Another major footprint left by SoP at Devcon was the Hardening the Commons workshop. Over three hours, participants built Capability Maturity Models (CMMs) to make sense of how to harden a particular commons. A hardened commons is robust against both internal crises of the commons and external threats. Hardness is a necessary quality, because it provides the certainty required for coordination problems to be resolved.

Intro slide of the Hardening the Commons workshop.

Each of the nine teams in the workshop created a CMM for a commons, ranging from evacuation routes to internet memory to the open-source encryption ecosystem. You can view a recording of the entire workshop, including lightning talks by Venkatesh Rao, Josh Stark, Trent Van Epps, Sam Chua, and Tim Beiko here.

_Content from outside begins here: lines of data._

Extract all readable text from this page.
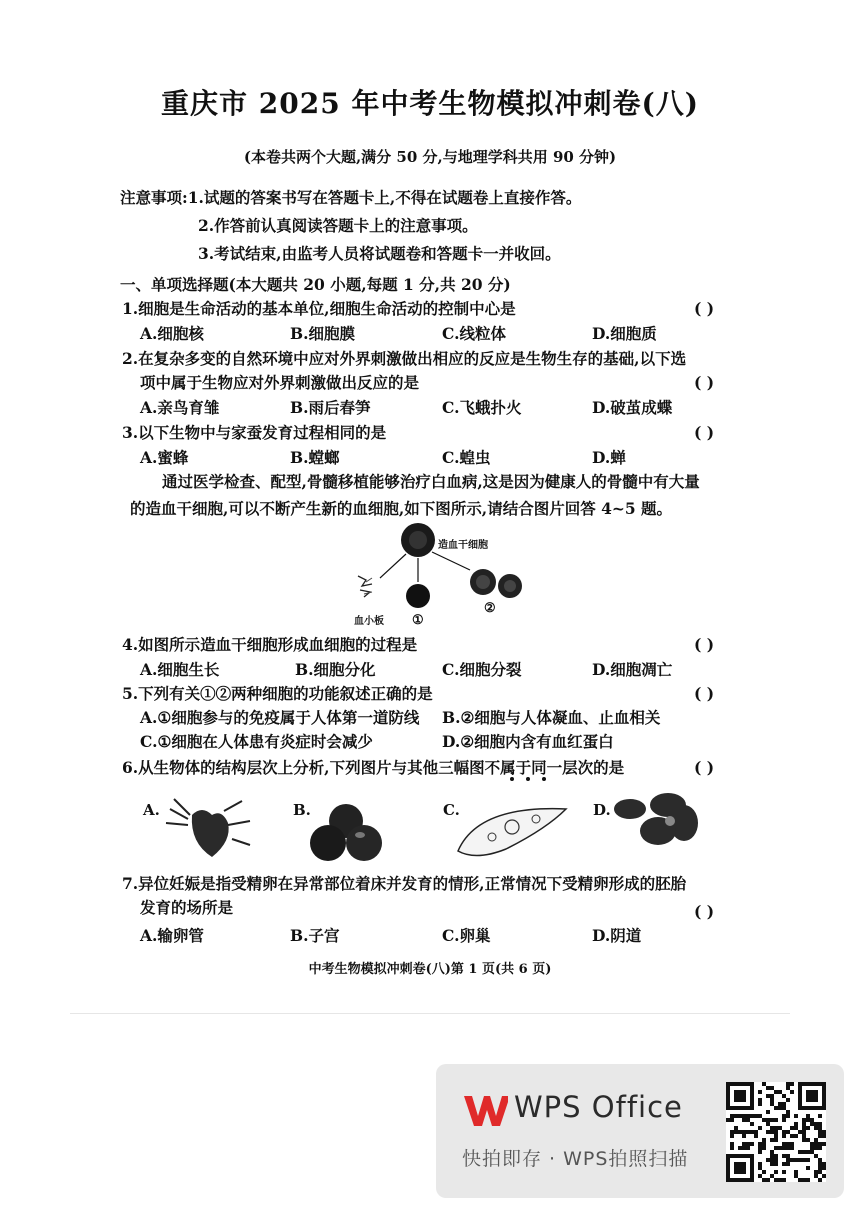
重庆市 2025 年中考生物模拟冲刺卷(八)
(本卷共两个大题,满分 50 分,与地理学科共用 90 分钟)
注意事项:1.试题的答案书写在答题卡上,不得在试题卷上直接作答。
2.作答前认真阅读答题卡上的注意事项。
3.考试结束,由监考人员将试题卷和答题卡一并收回。
一、单项选择题(本大题共 20 小题,每题 1 分,共 20 分)
1.细胞是生命活动的基本单位,细胞生命活动的控制中心是	( )
A.细胞核	B.细胞膜	C.线粒体	D.细胞质
2.在复杂多变的自然环境中应对外界刺激做出相应的反应是生物生存的基础,以下选
项中属于生物应对外界刺激做出反应的是	( )
A.亲鸟育雏	B.雨后春笋	C.飞蛾扑火	D.破茧成蝶
3.以下生物中与家蚕发育过程相同的是	( )
A.蜜蜂	B.螳螂	C.蝗虫	D.蝉
通过医学检查、配型,骨髓移植能够治疗白血病,这是因为健康人的骨髓中有大量
的造血干细胞,可以不断产生新的血细胞,如下图所示,请结合图片回答 4~5 题。
造血干细胞
血小板 ①
②
4.如图所示造血干细胞形成血细胞的过程是	( )
A.细胞生长	B.细胞分化	C.细胞分裂	D.细胞凋亡
5.下列有关①②两种细胞的功能叙述正确的是	( )
A.①细胞参与的免疫属于人体第一道防线 B.②细胞与人体凝血、止血相关
C.①细胞在人体患有炎症时会减少	D.②细胞内含有血红蛋白
6.从生物体的结构层次上分析,下列图片与其他三幅图不属于同一层次的是	( )
A.	B.	C.	D.
7.异位妊娠是指受精卵在异常部位着床并发育的情形,正常情况下受精卵形成的胚胎
发育的场所是	( )
A.输卵管	B.子宫	C.卵巢	D.阴道
中考生物模拟冲刺卷(八)第 1 页(共 6 页)
WPS Office
快拍即存 · WPS拍照扫描
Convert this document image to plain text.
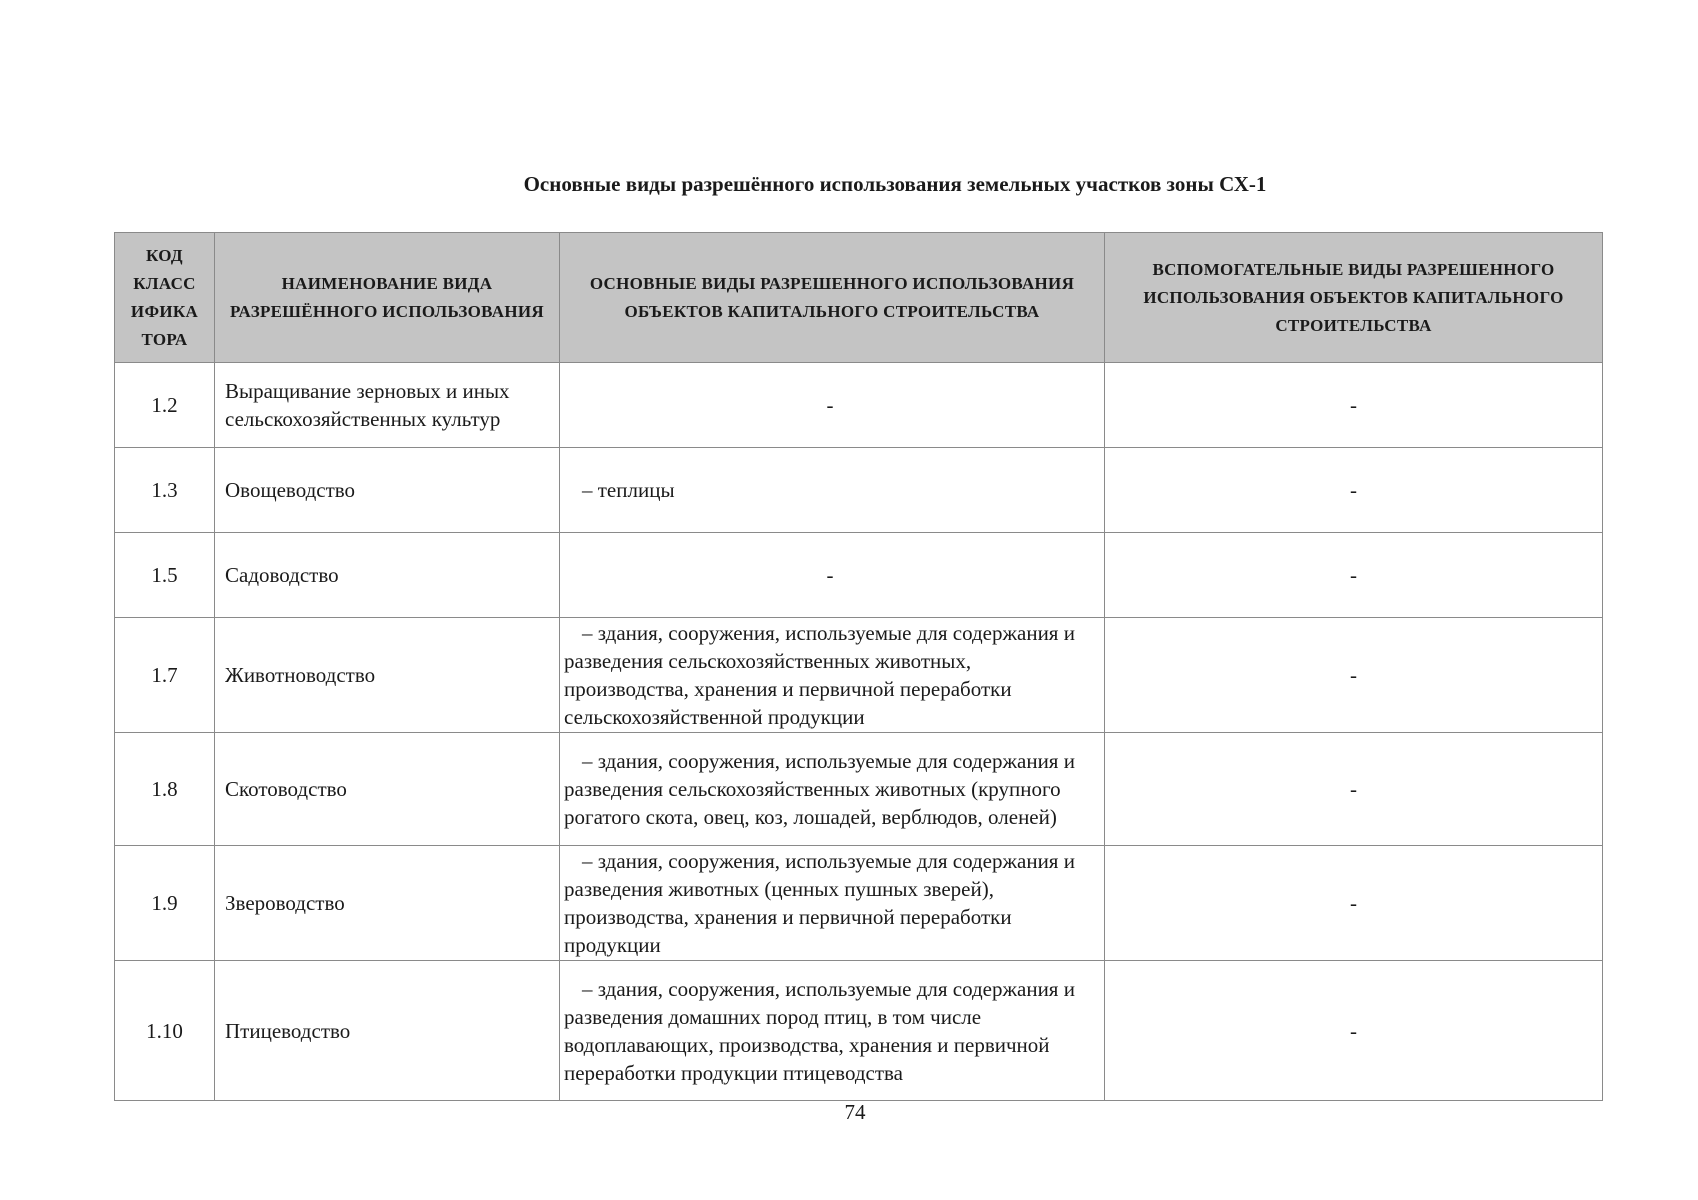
Основные виды разрешённого использования земельных участков зоны СХ-1
КОД КЛАСС ИФИКА ТОРА	НАИМЕНОВАНИЕ ВИДА РАЗРЕШЁННОГО ИСПОЛЬЗОВАНИЯ	ОСНОВНЫЕ ВИДЫ РАЗРЕШЕННОГО ИСПОЛЬЗОВАНИЯ ОБЪЕКТОВ КАПИТАЛЬНОГО СТРОИТЕЛЬСТВА	ВСПОМОГАТЕЛЬНЫЕ ВИДЫ РАЗРЕШЕННОГО ИСПОЛЬЗОВАНИЯ ОБЪЕКТОВ КАПИТАЛЬНОГО СТРОИТЕЛЬСТВА
1.2	Выращивание зерновых и иных сельскохозяйственных культур	-	-
1.3	Овощеводство	– теплицы	-
1.5	Садоводство	-	-
1.7	Животноводство	– здания, сооружения, используемые для содержания и разведения сельскохозяйственных животных, производства, хранения и первичной переработки сельскохозяйственной продукции	-
1.8	Скотоводство	– здания, сооружения, используемые для содержания и разведения сельскохозяйственных животных (крупного рогатого скота, овец, коз, лошадей, верблюдов, оленей)	-
1.9	Звероводство	– здания, сооружения, используемые для содержания и разведения животных (ценных пушных зверей), производства, хранения и первичной переработки продукции	-
1.10	Птицеводство	– здания, сооружения, используемые для содержания и разведения домашних пород птиц, в том числе водоплавающих, производства, хранения и первичной переработки продукции птицеводства	-
74
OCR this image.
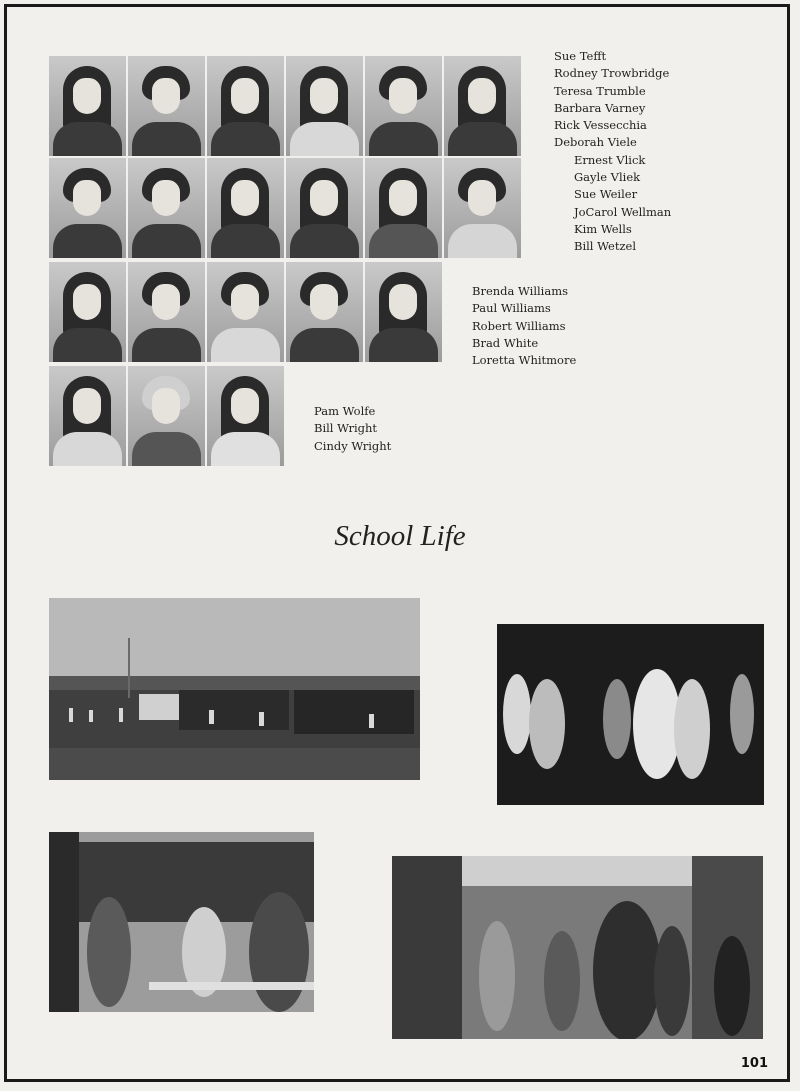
Sue Tefft
Rodney Trowbridge
Teresa Trumble
Barbara Varney
Rick Vessecchia
Deborah Viele
Ernest Vlick
Gayle Vliek
Sue Weiler
JoCarol Wellman
Kim Wells
Bill Wetzel
Brenda Williams
Paul Williams
Robert Williams
Brad White
Loretta Whitmore
Pam Wolfe
Bill Wright
Cindy Wright
School Life
101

CMM drafting exercise from the workshop.

Last but not least, Eric Alston (SoP23) gave a lightning talk where he compared the slashing penalties between different proof-of-stake networks. You can blitz through his informative, six-minute presentation here. There are sixty-five more videos, lectures, and guest talks on the Protocol Town Hall channel on YouTube, all publicly available. They're categorized into playlists like Technology, Art, Climate, Governance, and Economics. Check them out!


Last of the Summer Highlights

The Protocol Symposium's sixth and final research seminar is on protocols for prescribed woodland burns. Decades of fire suppression have turned forests from fire ecologies to fire climates. Now, all over the world, governments proactively burn flammable undergrowth to promote forest health and deter uncontrollable wildfires. However, due to tensions between stakeholders, prescribed burn targets rarely get met. This summer, Jiordi and Nathalia introduced critical improvements to California's burn protocols.

Protocols are an effective tool for managing climate problems, from floods to emissions. Jiordi and Nathalia's project seminar hits on several key tenets of protocol thinking and provides a tangible real-world example to initiate your learning path.


This week's pull from the PILL gallery includes two SoP projects and a guest feature, which was discovered at Devcon 7 in Bangkok, Thailand.

/Terminal Highway by Sachin Benny

Terminal Highway is the story of a protocol drifter who stumbles into becoming a sleuth.

"A complete refusal to see new patterns emerging anywhere seemed to be a job hazard for bureaucrats like Lorenzo. It worked in their favor most of the time."

Future Rack by Chenoe Hart

The 19-inch equipment rack format found in data centers has been used as a highly flexible technical standard since before the internet’s emergence. FutureRack is an investigation to explore an extended application for that protocol within the unexpected setting of our homes.

Protocol Art by maltefr

A provoking introductory essay to World Computer Sculpture Garden.

"Protocol art relies heavily on technical literacy and, as a result, is often perceived as hermetic. The blockchain is not a distribution channel for images but rather the material of the art itself."